If you could have Steve Bennett without the spelling mistakes, then you would have something approaching Bartleet’s breadth of vision, but it’s the fun had in the approach that makes all the difference.He assesses comedy in the process of enjoying it; never the other way around. It’s hard to say if Bartleet will keep this up as the Fringe drags on but, looking at last year’s output, it seems perfectly possible.
He can get a bit carried away, such as the review of Austentatious with which he opened this year’s batting: “Did they all know what a jalopy was? Nay! Did they flinch?

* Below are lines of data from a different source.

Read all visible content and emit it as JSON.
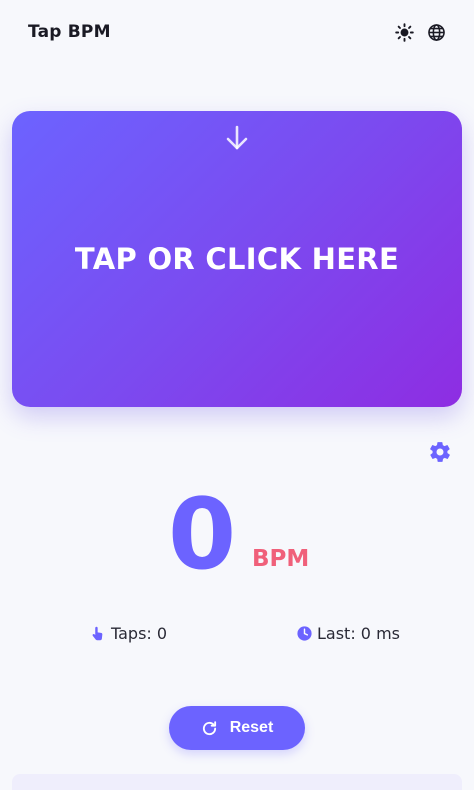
{
  "header": {
    "title": "Tap BPM",
    "icons": [
      "theme-toggle-icon",
      "language-globe-icon"
    ]
  },
  "tap_pad": {
    "label": "TAP OR CLICK HERE",
    "icon": "arrow-down-icon"
  },
  "settings": {
    "icon": "gear-icon"
  },
  "bpm": {
    "value": "0",
    "unit": "BPM"
  },
  "stats": {
    "taps_label": "Taps: 0",
    "last_label": "Last: 0 ms",
    "taps_icon": "hand-tap-icon",
    "last_icon": "clock-icon"
  },
  "reset": {
    "label": "Reset",
    "icon": "refresh-icon"
  },
  "colors": {
    "accent": "#6c63ff",
    "gradient_start": "#6c63ff",
    "gradient_end": "#8e2de2",
    "unit_pink": "#f0607a",
    "background": "#f7f8fc"
  }
}
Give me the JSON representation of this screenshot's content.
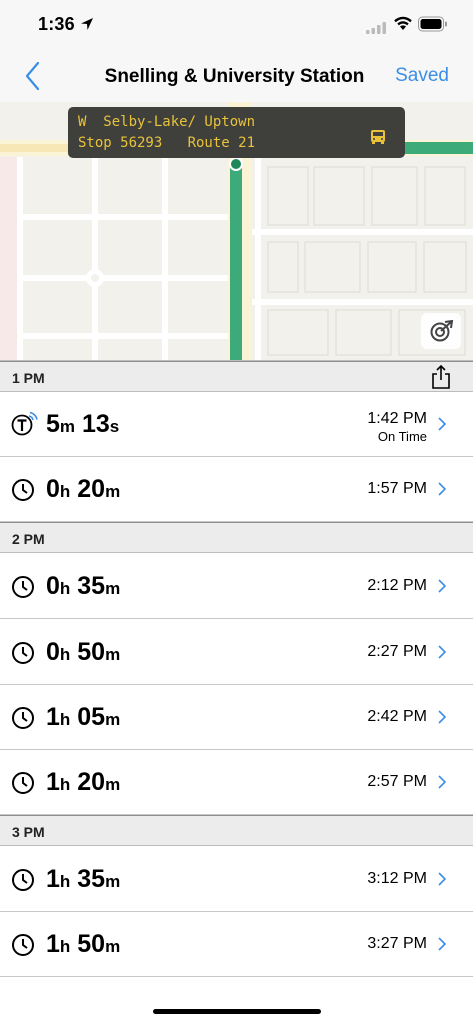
{
  "status_bar": {
    "time": "1:36"
  },
  "nav": {
    "back_icon": "chevron-left-icon",
    "title": "Snelling & University Station",
    "saved_label": "Saved"
  },
  "map": {
    "sign_line1": "W  Selby-Lake/ Uptown",
    "sign_line2": "Stop 56293   Route 21",
    "route_color": "#3daa7a",
    "sign_text_color": "#e8c33a"
  },
  "colors": {
    "accent": "#3a8ee6"
  },
  "sections": [
    {
      "label": "1 PM",
      "rows": [
        {
          "icon": "realtime-transit-icon",
          "hours": "5",
          "hours_unit": "m",
          "minutes": "13",
          "minutes_unit": "s",
          "time": "1:42 PM",
          "status": "On Time"
        },
        {
          "icon": "clock-icon",
          "hours": "0",
          "hours_unit": "h",
          "minutes": "20",
          "minutes_unit": "m",
          "time": "1:57 PM"
        }
      ]
    },
    {
      "label": "2 PM",
      "rows": [
        {
          "icon": "clock-icon",
          "hours": "0",
          "hours_unit": "h",
          "minutes": "35",
          "minutes_unit": "m",
          "time": "2:12 PM"
        },
        {
          "icon": "clock-icon",
          "hours": "0",
          "hours_unit": "h",
          "minutes": "50",
          "minutes_unit": "m",
          "time": "2:27 PM"
        },
        {
          "icon": "clock-icon",
          "hours": "1",
          "hours_unit": "h",
          "minutes": "05",
          "minutes_unit": "m",
          "time": "2:42 PM"
        },
        {
          "icon": "clock-icon",
          "hours": "1",
          "hours_unit": "h",
          "minutes": "20",
          "minutes_unit": "m",
          "time": "2:57 PM"
        }
      ]
    },
    {
      "label": "3 PM",
      "rows": [
        {
          "icon": "clock-icon",
          "hours": "1",
          "hours_unit": "h",
          "minutes": "35",
          "minutes_unit": "m",
          "time": "3:12 PM"
        },
        {
          "icon": "clock-icon",
          "hours": "1",
          "hours_unit": "h",
          "minutes": "50",
          "minutes_unit": "m",
          "time": "3:27 PM"
        }
      ]
    }
  ]
}
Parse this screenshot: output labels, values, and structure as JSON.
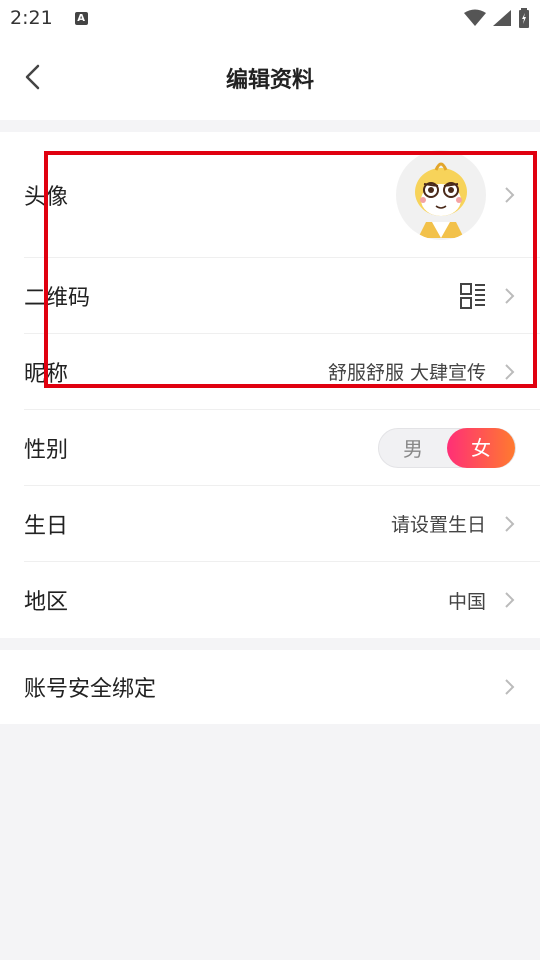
{
  "status": {
    "time": "2:21",
    "a_icon": "A"
  },
  "header": {
    "title": "编辑资料"
  },
  "profile": {
    "avatar_label": "头像",
    "qr_label": "二维码",
    "nickname_label": "昵称",
    "nickname_value": "舒服舒服 大肆宣传",
    "gender_label": "性别",
    "gender_male": "男",
    "gender_female": "女",
    "birthday_label": "生日",
    "birthday_value": "请设置生日",
    "region_label": "地区",
    "region_value": "中国"
  },
  "account": {
    "security_label": "账号安全绑定"
  },
  "colors": {
    "accent_start": "#ff2f77",
    "accent_end": "#ff7a2f",
    "highlight_box": "#e0000f"
  }
}
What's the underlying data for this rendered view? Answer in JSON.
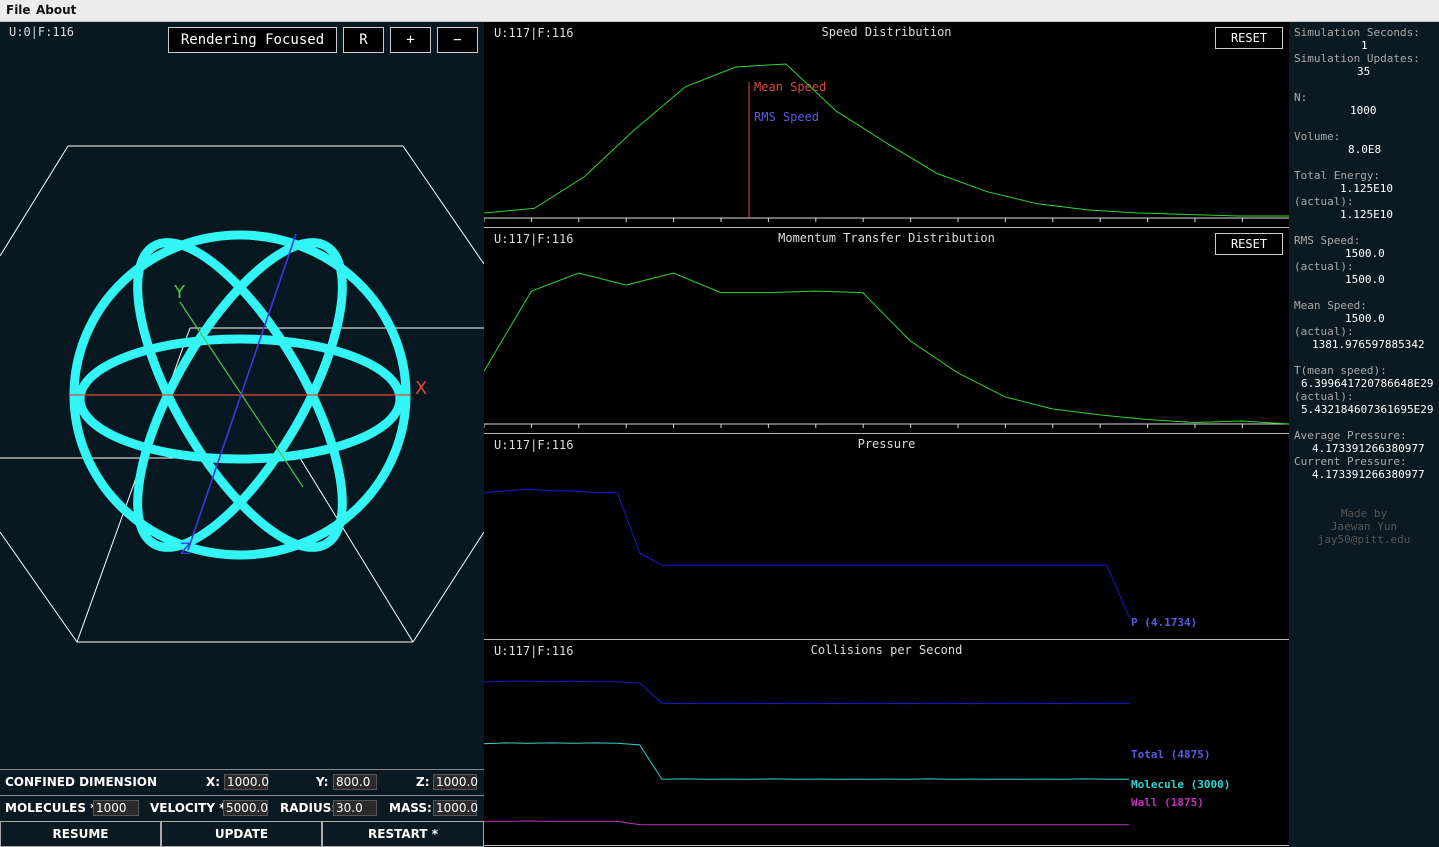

Verily, nay!” Bartleet is very keen to point out careworn tropes, so he should know that every bleeding year some reviewer attempts to review Austentatious in the style of Jane Austen. And to be honest ‘verily, nay’ sounds more Shit-Faced Shakespeare than Austentatious. But you know what? We’ll put it down to high spirits at the start of the season.
So apologies about the early outpouring of pig stars. We are not starting out as we mean to go on, and will continue with this very much behind us. If you’ll excuse the repetitively tautologous neoplasms.
Pleonasm is not a synonym for tautology. Both concern the redundant use of words, but pleonasm is the use of more words than necessary (e.g. ‘in this day and age’ instead of ‘now’) whereas tautology is the use of a series of words that mean the same thing (e.g. ‘for myself, personally…’). So, very similar, but not synonymous.
Pleonasm is not a synonym for tautology. Both concern the redundant use of words, but pleonasm is the use of more words than necessary (e.g. ‘in this day and age’ instead of ‘now’) whereas tautology is the use of a series of words that mean the same thing (e.g. ‘for myself, personally…’). So, very similar, but not synonymous.
Thank you! I knew that if we did this long enough we’d learn something!